After Two Wet Winters In A Row, Can Eaton Canyon Get Lucky Again?

Over the past 2 years, MyEatonCanyon.com has been monitoring changes to Eaton Canyon following the drenching winter 2023 rains, publishing articles on rain totals, tree sapling growth, and creek flow. Eaton Canyon has an exceedingly rare semi-arid Mediterranean climate type, in that not only do we have a winter wet season and summer dry season that is atypical throughout planet Earth, but our wet and dry seasons are far more pronounced than traditional Mediterranean climates. This fact puts Eaton Canyons’ ecology in an awkward position where it must be able to handle both several feet of rainfall in some years and 8+ month stretches without a single drop.

A forest in Eaton Canyon drying out significant between May 24, 2024 and August 14, 2024.
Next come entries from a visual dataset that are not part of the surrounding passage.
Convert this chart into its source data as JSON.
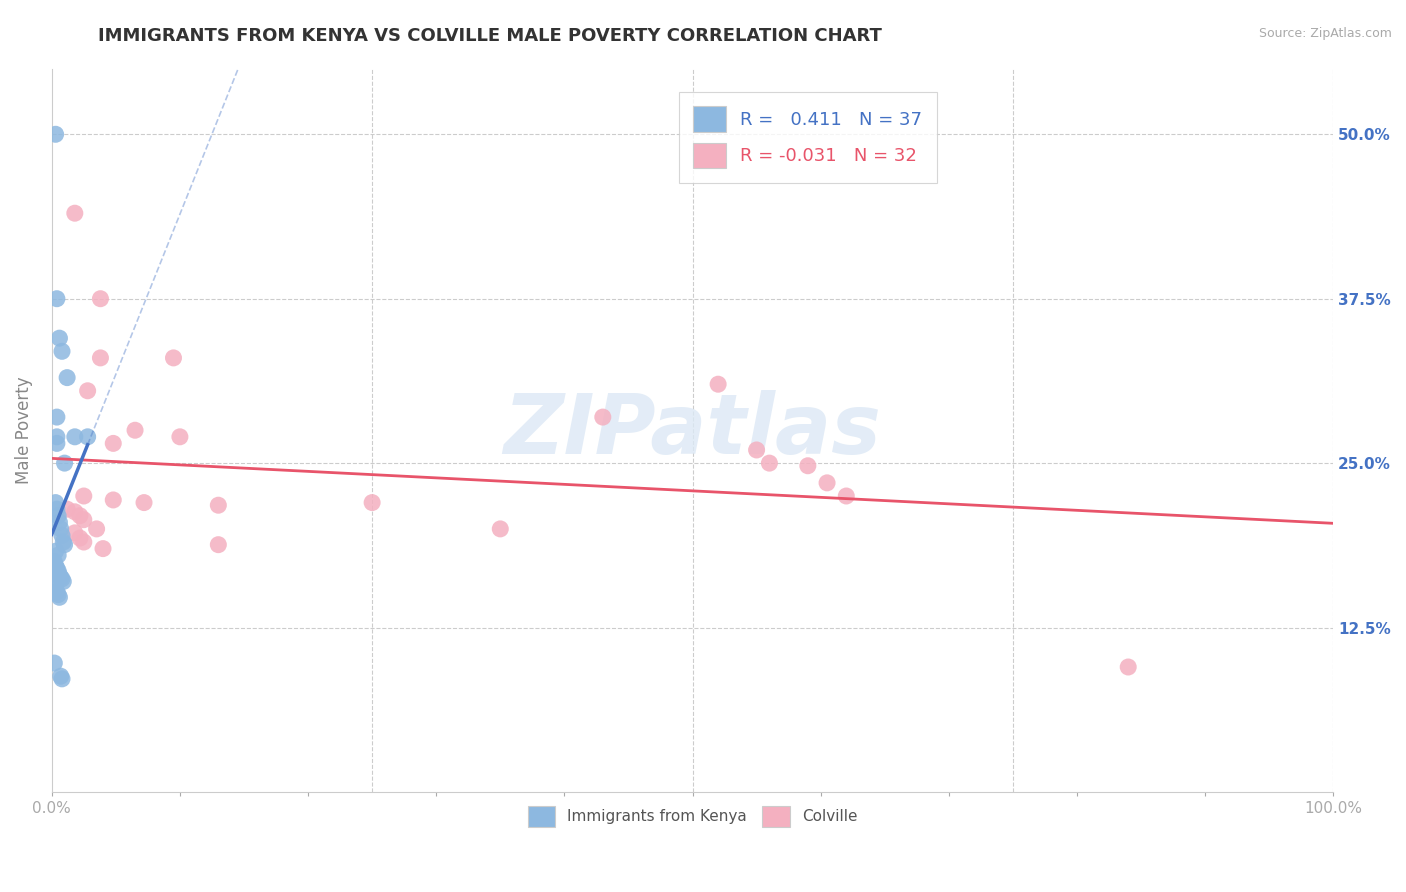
{
  "title": "IMMIGRANTS FROM KENYA VS COLVILLE MALE POVERTY CORRELATION CHART",
  "source": "Source: ZipAtlas.com",
  "ylabel": "Male Poverty",
  "xlim": [
    0.0,
    1.0
  ],
  "ylim": [
    0.0,
    0.55
  ],
  "xticks": [
    0.0,
    0.1,
    0.2,
    0.3,
    0.4,
    0.5,
    0.6,
    0.7,
    0.8,
    0.9,
    1.0
  ],
  "xticklabels_show": [
    "0.0%",
    "",
    "",
    "",
    "",
    "",
    "",
    "",
    "",
    "",
    "100.0%"
  ],
  "yticks": [
    0.0,
    0.125,
    0.25,
    0.375,
    0.5
  ],
  "yticklabels_right": [
    "",
    "12.5%",
    "25.0%",
    "37.5%",
    "50.0%"
  ],
  "grid_yticks": [
    0.125,
    0.25,
    0.375,
    0.5
  ],
  "legend_entries": [
    {
      "label": "Immigrants from Kenya",
      "color": "#aac7e8",
      "R": "0.411",
      "N": "37"
    },
    {
      "label": "Colville",
      "color": "#f4b8c8",
      "R": "-0.031",
      "N": "32"
    }
  ],
  "line_color_kenya": "#4472c4",
  "line_color_colville": "#e8546a",
  "scatter_color_kenya": "#8db8e0",
  "scatter_color_colville": "#f4b0c0",
  "background": "#ffffff",
  "grid_color": "#cccccc",
  "watermark_text": "ZIPatlas",
  "kenya_points": [
    [
      0.003,
      0.5
    ],
    [
      0.004,
      0.375
    ],
    [
      0.006,
      0.345
    ],
    [
      0.008,
      0.335
    ],
    [
      0.012,
      0.315
    ],
    [
      0.004,
      0.285
    ],
    [
      0.004,
      0.27
    ],
    [
      0.018,
      0.27
    ],
    [
      0.004,
      0.265
    ],
    [
      0.01,
      0.25
    ],
    [
      0.003,
      0.22
    ],
    [
      0.004,
      0.215
    ],
    [
      0.005,
      0.21
    ],
    [
      0.006,
      0.205
    ],
    [
      0.007,
      0.2
    ],
    [
      0.008,
      0.195
    ],
    [
      0.009,
      0.19
    ],
    [
      0.01,
      0.188
    ],
    [
      0.003,
      0.183
    ],
    [
      0.005,
      0.18
    ],
    [
      0.002,
      0.175
    ],
    [
      0.003,
      0.172
    ],
    [
      0.004,
      0.17
    ],
    [
      0.005,
      0.168
    ],
    [
      0.006,
      0.165
    ],
    [
      0.007,
      0.163
    ],
    [
      0.008,
      0.162
    ],
    [
      0.009,
      0.16
    ],
    [
      0.002,
      0.157
    ],
    [
      0.003,
      0.155
    ],
    [
      0.004,
      0.152
    ],
    [
      0.005,
      0.15
    ],
    [
      0.006,
      0.148
    ],
    [
      0.002,
      0.098
    ],
    [
      0.007,
      0.088
    ],
    [
      0.008,
      0.086
    ],
    [
      0.028,
      0.27
    ]
  ],
  "colville_points": [
    [
      0.018,
      0.44
    ],
    [
      0.038,
      0.375
    ],
    [
      0.038,
      0.33
    ],
    [
      0.095,
      0.33
    ],
    [
      0.028,
      0.305
    ],
    [
      0.065,
      0.275
    ],
    [
      0.1,
      0.27
    ],
    [
      0.048,
      0.265
    ],
    [
      0.025,
      0.225
    ],
    [
      0.048,
      0.222
    ],
    [
      0.072,
      0.22
    ],
    [
      0.13,
      0.218
    ],
    [
      0.012,
      0.215
    ],
    [
      0.018,
      0.213
    ],
    [
      0.022,
      0.21
    ],
    [
      0.025,
      0.207
    ],
    [
      0.035,
      0.2
    ],
    [
      0.018,
      0.197
    ],
    [
      0.022,
      0.193
    ],
    [
      0.025,
      0.19
    ],
    [
      0.13,
      0.188
    ],
    [
      0.04,
      0.185
    ],
    [
      0.25,
      0.22
    ],
    [
      0.43,
      0.285
    ],
    [
      0.52,
      0.31
    ],
    [
      0.55,
      0.26
    ],
    [
      0.56,
      0.25
    ],
    [
      0.59,
      0.248
    ],
    [
      0.605,
      0.235
    ],
    [
      0.62,
      0.225
    ],
    [
      0.84,
      0.095
    ],
    [
      0.35,
      0.2
    ]
  ],
  "title_color": "#333333",
  "title_fontsize": 13,
  "axis_label_color": "#888888",
  "right_tick_color": "#4472c4",
  "bottom_tick_color": "#aaaaaa"
}
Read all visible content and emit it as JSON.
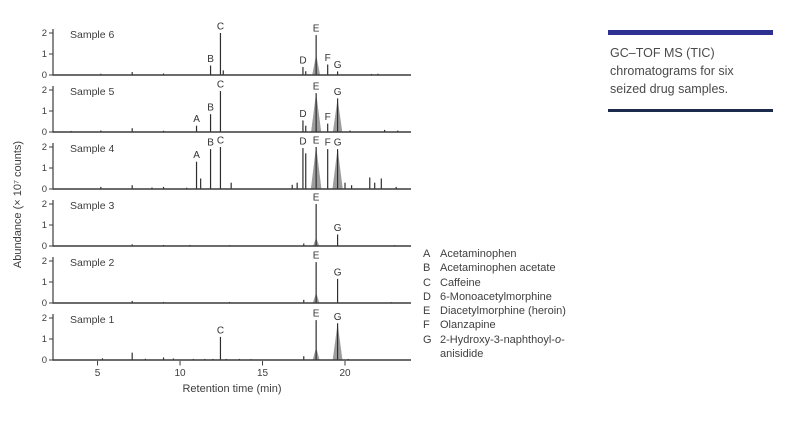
{
  "caption": {
    "text": "GC–TOF MS (TIC) chromatograms for six seized drug samples.",
    "accent_top_color": "#2e3192",
    "accent_bottom_color": "#1c2b4c"
  },
  "legend": {
    "items": [
      {
        "letter": "A",
        "name_segments": [
          {
            "text": "Acetaminophen"
          }
        ]
      },
      {
        "letter": "B",
        "name_segments": [
          {
            "text": "Acetaminophen acetate"
          }
        ]
      },
      {
        "letter": "C",
        "name_segments": [
          {
            "text": "Caffeine"
          }
        ]
      },
      {
        "letter": "D",
        "name_segments": [
          {
            "text": "6-Monoacetylmorphine"
          }
        ]
      },
      {
        "letter": "E",
        "name_segments": [
          {
            "text": "Diacetylmorphine (heroin)"
          }
        ]
      },
      {
        "letter": "F",
        "name_segments": [
          {
            "text": "Olanzapine"
          }
        ]
      },
      {
        "letter": "G",
        "name_segments": [
          {
            "text": "2-Hydroxy-3-naphthoyl-"
          },
          {
            "text": "o",
            "italic": true
          },
          {
            "text": "-anisidide"
          }
        ]
      }
    ]
  },
  "chart_data": {
    "type": "line",
    "title": "GC–TOF MS (TIC) chromatograms for six seized drug samples.",
    "xlabel": "Retention time (min)",
    "ylabel": "Abundance (× 10⁷ counts)",
    "xlim": [
      2.3,
      24
    ],
    "ylim_per_panel": [
      0,
      2.2
    ],
    "x_ticks": [
      5,
      10,
      15,
      20
    ],
    "y_ticks": [
      2,
      1,
      0
    ],
    "grid": false,
    "legend_position": "right",
    "peak_color": "#2e2e2e",
    "gray_peak_color": "#9c9c9c",
    "axis_color": "#3c3c3c",
    "text_color": "#3d3d3d",
    "panels": [
      {
        "name": "Sample 6",
        "peaks": [
          {
            "rt": 5.2,
            "height": 0.06
          },
          {
            "rt": 7.1,
            "height": 0.14
          },
          {
            "rt": 9.0,
            "height": 0.07
          },
          {
            "rt": 11.85,
            "height": 0.45,
            "label": "B"
          },
          {
            "rt": 12.45,
            "height": 2.0,
            "label": "C"
          },
          {
            "rt": 12.62,
            "height": 0.22
          },
          {
            "rt": 17.45,
            "height": 0.38,
            "label": "D"
          },
          {
            "rt": 17.62,
            "height": 0.18
          },
          {
            "rt": 18.25,
            "height": 1.9,
            "label": "E",
            "gray_height": 0.9
          },
          {
            "rt": 18.95,
            "height": 0.5,
            "label": "F"
          },
          {
            "rt": 19.55,
            "height": 0.17,
            "label": "G"
          },
          {
            "rt": 21.6,
            "height": 0.05
          },
          {
            "rt": 22.0,
            "height": 0.06
          }
        ]
      },
      {
        "name": "Sample 5",
        "peaks": [
          {
            "rt": 3.4,
            "height": 0.05
          },
          {
            "rt": 5.2,
            "height": 0.07
          },
          {
            "rt": 7.1,
            "height": 0.18
          },
          {
            "rt": 9.0,
            "height": 0.06
          },
          {
            "rt": 11.0,
            "height": 0.3,
            "label": "A"
          },
          {
            "rt": 11.85,
            "height": 0.85,
            "label": "B"
          },
          {
            "rt": 12.45,
            "height": 1.95,
            "label": "C"
          },
          {
            "rt": 17.45,
            "height": 0.55,
            "label": "D"
          },
          {
            "rt": 17.62,
            "height": 0.3
          },
          {
            "rt": 18.25,
            "height": 1.85,
            "label": "E",
            "gray_height": 1.78
          },
          {
            "rt": 18.95,
            "height": 0.4,
            "label": "F"
          },
          {
            "rt": 19.55,
            "height": 1.6,
            "label": "G",
            "gray_height": 1.5
          },
          {
            "rt": 20.3,
            "height": 0.07
          },
          {
            "rt": 22.4,
            "height": 0.1
          },
          {
            "rt": 23.2,
            "height": 0.07
          }
        ]
      },
      {
        "name": "Sample 4",
        "peaks": [
          {
            "rt": 5.2,
            "height": 0.1
          },
          {
            "rt": 7.1,
            "height": 0.18
          },
          {
            "rt": 8.3,
            "height": 0.07
          },
          {
            "rt": 9.0,
            "height": 0.1
          },
          {
            "rt": 10.4,
            "height": 0.06
          },
          {
            "rt": 11.0,
            "height": 1.3,
            "label": "A"
          },
          {
            "rt": 11.25,
            "height": 0.5
          },
          {
            "rt": 11.85,
            "height": 1.9,
            "label": "B"
          },
          {
            "rt": 12.45,
            "height": 2.0,
            "label": "C"
          },
          {
            "rt": 13.1,
            "height": 0.3
          },
          {
            "rt": 16.8,
            "height": 0.2
          },
          {
            "rt": 17.1,
            "height": 0.3
          },
          {
            "rt": 17.45,
            "height": 1.95,
            "label": "D"
          },
          {
            "rt": 17.62,
            "height": 1.7
          },
          {
            "rt": 18.25,
            "height": 2.0,
            "label": "E",
            "gray_height": 1.95
          },
          {
            "rt": 18.95,
            "height": 1.9,
            "label": "F"
          },
          {
            "rt": 19.55,
            "height": 1.9,
            "label": "G",
            "gray_height": 1.85
          },
          {
            "rt": 20.0,
            "height": 0.3
          },
          {
            "rt": 20.4,
            "height": 0.18
          },
          {
            "rt": 21.5,
            "height": 0.55
          },
          {
            "rt": 21.8,
            "height": 0.3
          },
          {
            "rt": 22.2,
            "height": 0.5
          },
          {
            "rt": 23.1,
            "height": 0.1
          }
        ]
      },
      {
        "name": "Sample 3",
        "peaks": [
          {
            "rt": 7.1,
            "height": 0.08
          },
          {
            "rt": 9.0,
            "height": 0.05
          },
          {
            "rt": 10.6,
            "height": 0.05
          },
          {
            "rt": 13.0,
            "height": 0.04
          },
          {
            "rt": 17.5,
            "height": 0.12
          },
          {
            "rt": 18.25,
            "height": 2.0,
            "label": "E",
            "gray_height": 0.35
          },
          {
            "rt": 19.55,
            "height": 0.55,
            "label": "G"
          },
          {
            "rt": 23.0,
            "height": 0.04
          }
        ]
      },
      {
        "name": "Sample 2",
        "peaks": [
          {
            "rt": 7.1,
            "height": 0.1
          },
          {
            "rt": 9.0,
            "height": 0.05
          },
          {
            "rt": 13.0,
            "height": 0.05
          },
          {
            "rt": 17.5,
            "height": 0.15
          },
          {
            "rt": 18.25,
            "height": 1.95,
            "label": "E",
            "gray_height": 0.45
          },
          {
            "rt": 19.55,
            "height": 1.15,
            "label": "G"
          },
          {
            "rt": 22.8,
            "height": 0.04
          }
        ]
      },
      {
        "name": "Sample 1",
        "peaks": [
          {
            "rt": 5.3,
            "height": 0.08
          },
          {
            "rt": 7.1,
            "height": 0.35
          },
          {
            "rt": 7.9,
            "height": 0.06
          },
          {
            "rt": 9.0,
            "height": 0.12
          },
          {
            "rt": 9.6,
            "height": 0.07
          },
          {
            "rt": 10.8,
            "height": 0.05
          },
          {
            "rt": 11.5,
            "height": 0.05
          },
          {
            "rt": 12.0,
            "height": 0.05
          },
          {
            "rt": 12.45,
            "height": 1.1,
            "label": "C"
          },
          {
            "rt": 12.8,
            "height": 0.05
          },
          {
            "rt": 13.6,
            "height": 0.05
          },
          {
            "rt": 14.3,
            "height": 0.04
          },
          {
            "rt": 17.5,
            "height": 0.18
          },
          {
            "rt": 18.25,
            "height": 1.9,
            "label": "E",
            "gray_height": 0.55
          },
          {
            "rt": 19.55,
            "height": 1.75,
            "label": "G",
            "gray_height": 1.65
          },
          {
            "rt": 20.2,
            "height": 0.05
          }
        ]
      }
    ]
  }
}
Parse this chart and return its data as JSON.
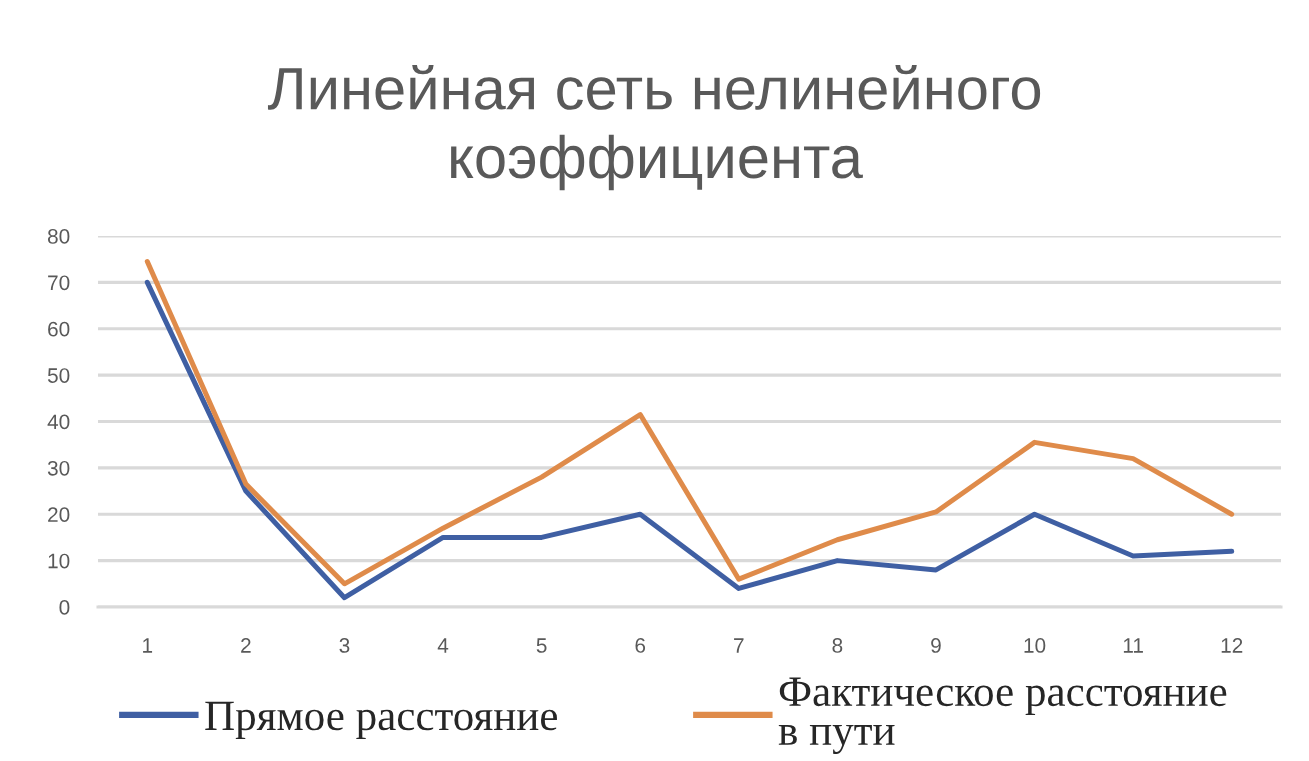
{
  "chart_data": {
    "type": "line",
    "title": "Линейная сеть нелинейного коэффициента",
    "categories": [
      "1",
      "2",
      "3",
      "4",
      "5",
      "6",
      "7",
      "8",
      "9",
      "10",
      "11",
      "12"
    ],
    "series": [
      {
        "name": "Прямое расстояние",
        "color": "#3f5fa3",
        "values": [
          70,
          25,
          2,
          15,
          15,
          20,
          4,
          10,
          8,
          20,
          11,
          12
        ]
      },
      {
        "name": "Фактическое расстояние в пути",
        "color": "#df8b4a",
        "values": [
          74.5,
          26.5,
          5,
          17,
          28,
          41.5,
          6,
          14.5,
          20.5,
          35.5,
          32,
          20
        ]
      }
    ],
    "ylim": [
      0,
      80
    ],
    "yticks": [
      0,
      10,
      20,
      30,
      40,
      50,
      60,
      70,
      80
    ],
    "grid": "y",
    "legend": "bottom"
  }
}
As we head into late autumn in Southern California, attention turns towards the equatorial East Pacific around and west of the Galapagos Islands. This particular part of the Pacific ocean undergoes periodic and regular sea surface temperature changes that impact the global weather in a phenomena we call the “El Nino Southern Oscillation” or “ENSO” for short. When ocean temperatures in this area are warmer than average, we call it El Nino. When they are cooler than average, we call this La Niña. These two episodes can last anywhere between 6 months and 3 years. La Niña conditions typically result in drier than average winters in California, though this is a generalization, not a rule. Famously wet years in the Golden State such as 2023 were La Niña years.

La Niña years more often than not generate persistent atmospheric ridging over or just west of California during the winter months, deflecting incoming Pacific rainstorms north into British Columbia. Meanwhile, El Nino years more often than not feature a strong subtropical jet stream that connects moisture between Hawai’i and the Southern California coast and can easily cut through those same ridges.

 

As of October 2024, the National Oceanic and Atmospheric Administration has a “La Niña Watch” in effect with cooler than average water temperatures in the equatorial east Pacific expected this winter. Earlier forecasts issued this past summer by NOAA called for more robust La Niña than we are currently seeing, and we’ve instead been hovering around neutral ENSO conditions. While conditions are still within the forecast envelope from last autumn, reality has been on the warm side.

 

ENSO conditions have trended on the upper end of ensemble forecasts over the past year.

Indeed, forecast models have begun calling for below average winter rainfall across the entire state, including Eaton Canyon. While these forecasts could very well be wrong, especially on a local level, optimism is not high for a wet winter 2025. 

 

The CFSv2 model believes much drier than normal conditions will occur across California this winter.